[Haskell-cafe] Functors and the Visitor Pattern

Thu Jun 4 22:45:17 EDT 2009

Johan Tibell wrote:
> wren ng thornton wrote:
> > [2] For the recursive Visitor pattern I use most often, that is. For the
> > non-recursive version it's usually fmap. This is the part where the pattern
> > gets a bit shaky because there are actually many different patterns all
> > called "Visitor". The main points of interest are whether it's recursive or
> > not, and whether it applies the visitor to itself, to its children, or both.
> >
> > non-recursive + itself == ($)
> >
> > non-recursive + children == fmap (under open-recursion interpretation of
> > the type, aka all nodes are elements)
> >
> > recursive + children == fmap (under closed-recursion interpretation, aka
> > only fringe nodes are elements)
> >
> > recursive + both == cata (usually, though it depends how you aggregate)
> >
> > recursive + itself == This is actually a variant of the Iterator pattern
> 
> 
> Could you be so kind to give an example for each?

In OOP you mean?

/* nonrecursive + self == application */
class A { T app(Visitor v) { return v.visit(this); } }
class B { T app(Visitor v) { return v.visit(this); } }
...
// An allomorphic function :: (A | B | ...) -> T
class Visitor {
     T visit(A a) { ... }
     T visit(B b) { ... }
     ...
}

This particular version often isn't too helpful because it's just 
reflecting the method call, we could've just called visit directly 
instead of calling app.
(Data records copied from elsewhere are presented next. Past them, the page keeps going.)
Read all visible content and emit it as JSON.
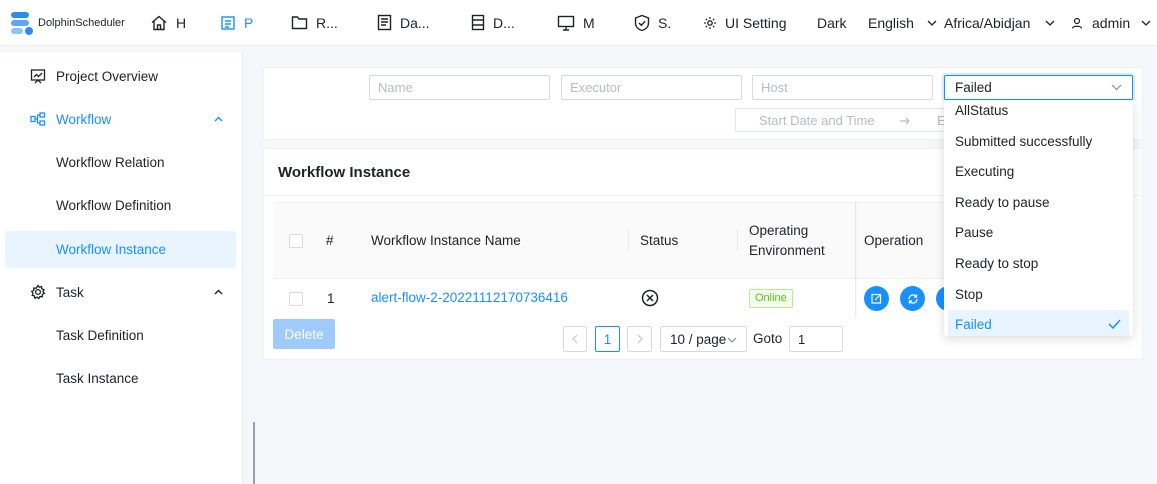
{
  "header": {
    "logo_text": "DolphinScheduler",
    "nav": [
      {
        "label": "H",
        "icon": "home-icon"
      },
      {
        "label": "P",
        "icon": "project-icon",
        "active": true
      },
      {
        "label": "R...",
        "icon": "folder-icon"
      },
      {
        "label": "Da...",
        "icon": "data-quality-icon"
      },
      {
        "label": "D...",
        "icon": "datasource-icon"
      },
      {
        "label": "M",
        "icon": "monitor-icon"
      },
      {
        "label": "S.",
        "icon": "security-icon"
      }
    ],
    "ui_setting": "UI Setting",
    "theme": "Dark",
    "language": "English",
    "timezone": "Africa/Abidjan",
    "user": "admin"
  },
  "sidebar": {
    "project_overview": "Project Overview",
    "workflow": "Workflow",
    "workflow_relation": "Workflow Relation",
    "workflow_definition": "Workflow Definition",
    "workflow_instance": "Workflow Instance",
    "task": "Task",
    "task_definition": "Task Definition",
    "task_instance": "Task Instance"
  },
  "filters": {
    "name_placeholder": "Name",
    "executor_placeholder": "Executor",
    "host_placeholder": "Host",
    "status_selected": "Failed",
    "start_placeholder": "Start Date and Time",
    "end_placeholder": "E"
  },
  "status_options": [
    "AllStatus",
    "Submitted successfully",
    "Executing",
    "Ready to pause",
    "Pause",
    "Ready to stop",
    "Stop",
    "Failed"
  ],
  "table": {
    "title": "Workflow Instance",
    "headers": {
      "index": "#",
      "name": "Workflow Instance Name",
      "status": "Status",
      "env_line1": "Operating",
      "env_line2": "Environment",
      "operation": "Operation"
    },
    "rows": [
      {
        "index": "1",
        "name": "alert-flow-2-20221112170736416",
        "status_icon": "failed-circle-x-icon",
        "environment": "Online"
      }
    ]
  },
  "footer": {
    "delete_label": "Delete",
    "current_page": "1",
    "page_size": "10 / page",
    "goto_label": "Goto",
    "goto_value": "1"
  },
  "colors": {
    "primary": "#1890ff",
    "success": "#52c41a",
    "disabled_primary": "#9ecbfb"
  }
}
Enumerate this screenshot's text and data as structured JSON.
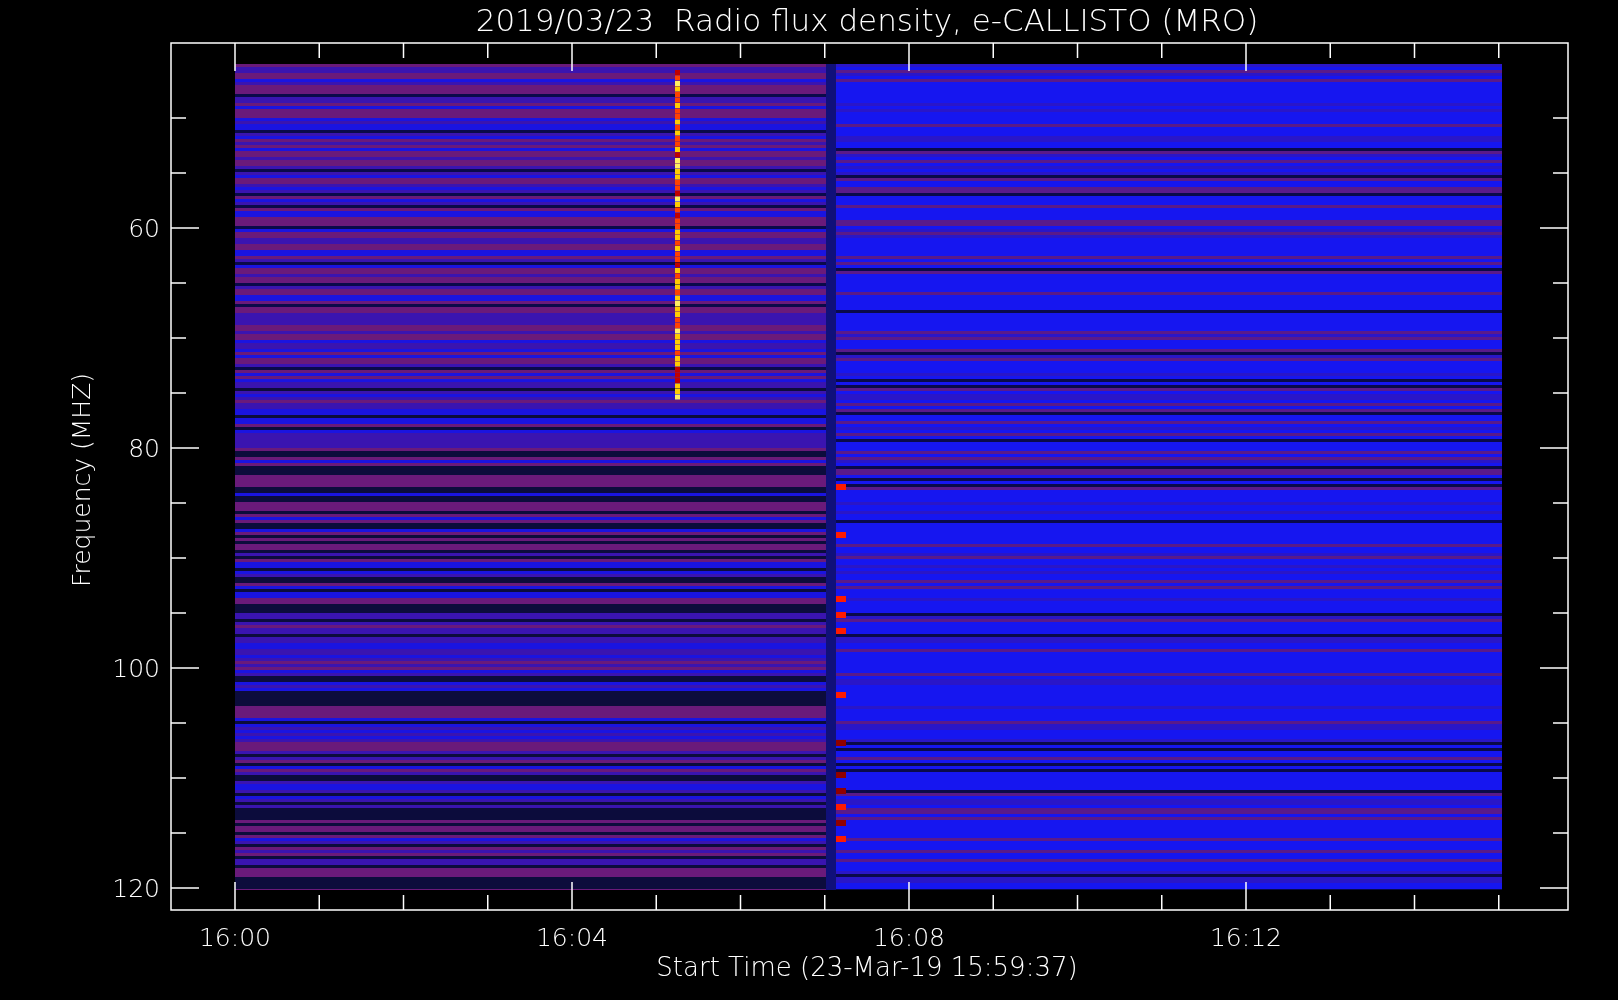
{
  "title": "2019/03/23  Radio flux density, e-CALLISTO (MRO)",
  "x_axis": {
    "label": "Start Time (23-Mar-19 15:59:37)",
    "ticks": [
      "16:00",
      "16:04",
      "16:08",
      "16:12"
    ]
  },
  "y_axis": {
    "label": "Frequency (MHZ)",
    "ticks": [
      "60",
      "80",
      "100",
      "120"
    ]
  }
}
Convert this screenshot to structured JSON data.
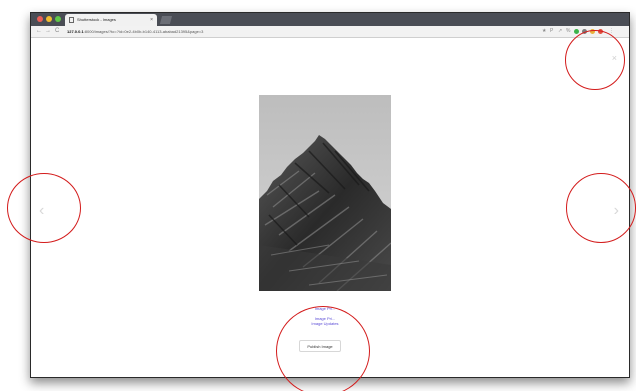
{
  "browser": {
    "tab_title": "Shutterstock - Images",
    "tab_close": "×",
    "url_host": "127.0.0.1",
    "url_path": ":8000/images/?to=?id=0e2-4b0b-b140-4113-ababad21395&page=3",
    "nav": {
      "back": "←",
      "forward": "→",
      "reload": "C"
    },
    "toolbar_icons": [
      "★",
      "P",
      "↗",
      "%"
    ]
  },
  "viewer": {
    "close_glyph": "×",
    "prev_glyph": "‹",
    "next_glyph": "›",
    "links": {
      "first": "Image Pri...",
      "second": "Image Pri...",
      "third": "Image Updates"
    },
    "publish_button": "Publish Image"
  },
  "colors": {
    "annotation": "#d31b1b",
    "link": "#5a4bd6"
  }
}
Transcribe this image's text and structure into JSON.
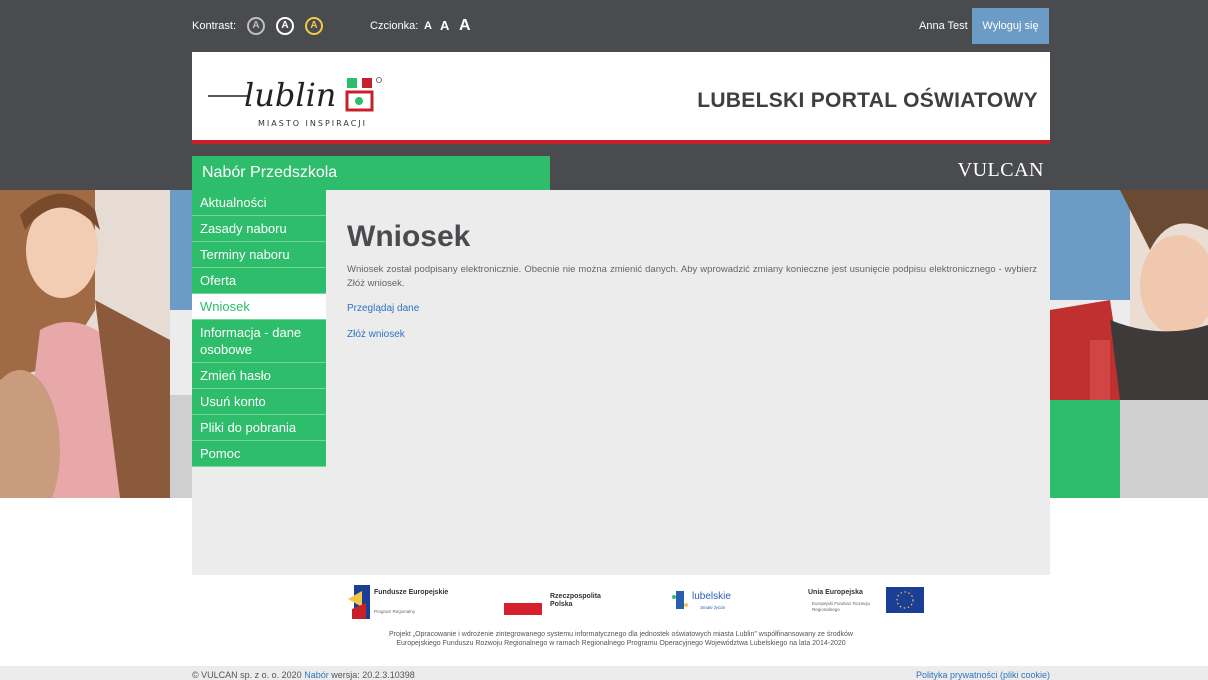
{
  "topbar": {
    "contrast_label": "Kontrast:",
    "contrast_buttons": [
      "A",
      "A",
      "A"
    ],
    "font_label": "Czcionka:",
    "font_sizes": [
      "A",
      "A",
      "A"
    ],
    "user_name": "Anna Test",
    "logout_label": "Wyloguj się"
  },
  "header": {
    "logo_text": "lublin",
    "logo_subtitle": "MIASTO INSPIRACJI",
    "portal_title": "LUBELSKI PORTAL OŚWIATOWY"
  },
  "module": {
    "title": "Nabór Przedszkola",
    "vendor_logo": "VULCAN"
  },
  "sidebar": {
    "items": [
      {
        "label": "Aktualności"
      },
      {
        "label": "Zasady naboru"
      },
      {
        "label": "Terminy naboru"
      },
      {
        "label": "Oferta"
      },
      {
        "label": "Wniosek",
        "active": true
      },
      {
        "label": "Informacja - dane osobowe"
      },
      {
        "label": "Zmień hasło"
      },
      {
        "label": "Usuń konto"
      },
      {
        "label": "Pliki do pobrania"
      },
      {
        "label": "Pomoc"
      }
    ]
  },
  "main": {
    "heading": "Wniosek",
    "text": "Wniosek został podpisany elektronicznie. Obecnie nie można zmienić danych. Aby wprowadzić zmiany konieczne jest usunięcie podpisu elektronicznego - wybierz Złóż wniosek.",
    "link_view": "Przeglądaj dane",
    "link_submit": "Złóż wniosek"
  },
  "footer": {
    "logos": [
      {
        "title": "Fundusze Europejskie",
        "subtitle": "Program Regionalny"
      },
      {
        "title": "Rzeczpospolita Polska",
        "subtitle": ""
      },
      {
        "title": "lubelskie",
        "subtitle": "Smaki życia!"
      },
      {
        "title": "Unia Europejska",
        "subtitle": "Europejski Fundusz Rozwoju Regionalnego"
      }
    ],
    "project_line1": "Projekt „Opracowanie i wdrożenie zintegrowanego systemu informatycznego dla jednostek oświatowych miasta Lublin\" współfinansowany ze środków",
    "project_line2": "Europejskiego Funduszu Rozwoju Regionalnego w ramach Regionalnego Programu Operacyjnego Województwa Lubelskiego na lata 2014-2020",
    "copyright_prefix": "© VULCAN sp. z o. o. 2020",
    "copyright_link": "Nabór",
    "version": "wersja: 20.2.3.10398",
    "privacy_link": "Polityka prywatności (pliki cookie)"
  },
  "colors": {
    "green": "#2ebd6b",
    "dark": "#4a4b4f",
    "blue": "#6c9cc6",
    "red": "#c8202b",
    "link": "#2f74c0"
  }
}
But there are times where it is useful, 
particularly when you want to have some visitors which are recursive and 
some which are not. In which case it doesn't matter which method you 
start with, but you do need both in order to reflect back on recursion.

/* nonrecursive + children == fmap (with real parametricity) */
class F<A> {
     Children<A> as;
     F(Children<A> as) { this.as = as; }

     F<B> fmap(Visitor<A,B> v) {
         Children<B> bs = new Children<B>();
         for (A a : this.as)
             bs.add( v.visit(a) );
         return new F<B>(bs);
     }
}
...
interface Visitor<A,B> { B visit(A a); }

This is a rather Haskellish take on this version. In practice people 
often don't bother supporting parametricity (needed for making F a real 
functor). That is, usually they'll do destructive updates to F, only 
have endofunction visitors (so there's no change of types), or use 
side-effect only visitors (see below).

/* recursive + children == fmap (side-effect only) */
abstract class Tree { abstract void rmap(Visitor v); }
class Branch extends Tree {
     Children<Tree> subtrees;

     void rmap(Visitor v) {
         for (Tree t : this.subtrees)
             v.visit(t);
     }
}
class Leaf extends Tree {
     void rmap(Visitor v) {
         // Just in case we're the root node.
         v.visit(this);
         // Or we could do nothing instead,
         // depending on desired semantics
     }
}
class Visitor {
     void visit(Branch t) { t.rmap(this); } // reflect to recurse
     void visit(Leaf t) { ... } // don't reflect or you'll hit _|_
}

This highlights an additional axis of variation in the many different 
visitor patterns, whether the "result" is returned directly (as in the 
previous example), whether it is accumulated in the Visitor itself 
(requiring explicit lookup later), or whether it's done via side-effects 
on global state. The accumulator and side-effect versions are a bit more 
general since their "return type" isn't restricted by the classes being 
visited.

/* recursive + self/both == a kind of Iterator/catamorphism */
abstract class Tree { abstract void observe(Visitor v); }
class Branch extends Tree {
     Children<Tree> subtrees;

     void observe(Visitor v) {
         v.visit(this);

         for (Tree t : this.subtrees)
             t.observe(v);
     }
}
class Leaf extends Tree {
     void observe(Visitor v) {
         v.visit(this);
     }
}
class Visitor {
     void visit(Branch t) { ... }
     void visit(Leaf t) { ... }
}

This is different from the recursive+children version because this 
version keeps all of the recursion code on the side of the visited 
classes, and it also meaningfully visits interior nodes. In the 
recursive+children version the visitor ignored branches (though it 
doesn't need to) and reflected back to initiate recursion, whereas this 
version will recurse no matter what the visitor does (barring 
exceptions, etc).

This version is a push iterator which forces you to visit all nodes, 
rather than the more usual pull iterator where you need to call next() 
to get the next node. We can convert between the two varieties by using 
co-routines or threads or other control-flow tricks.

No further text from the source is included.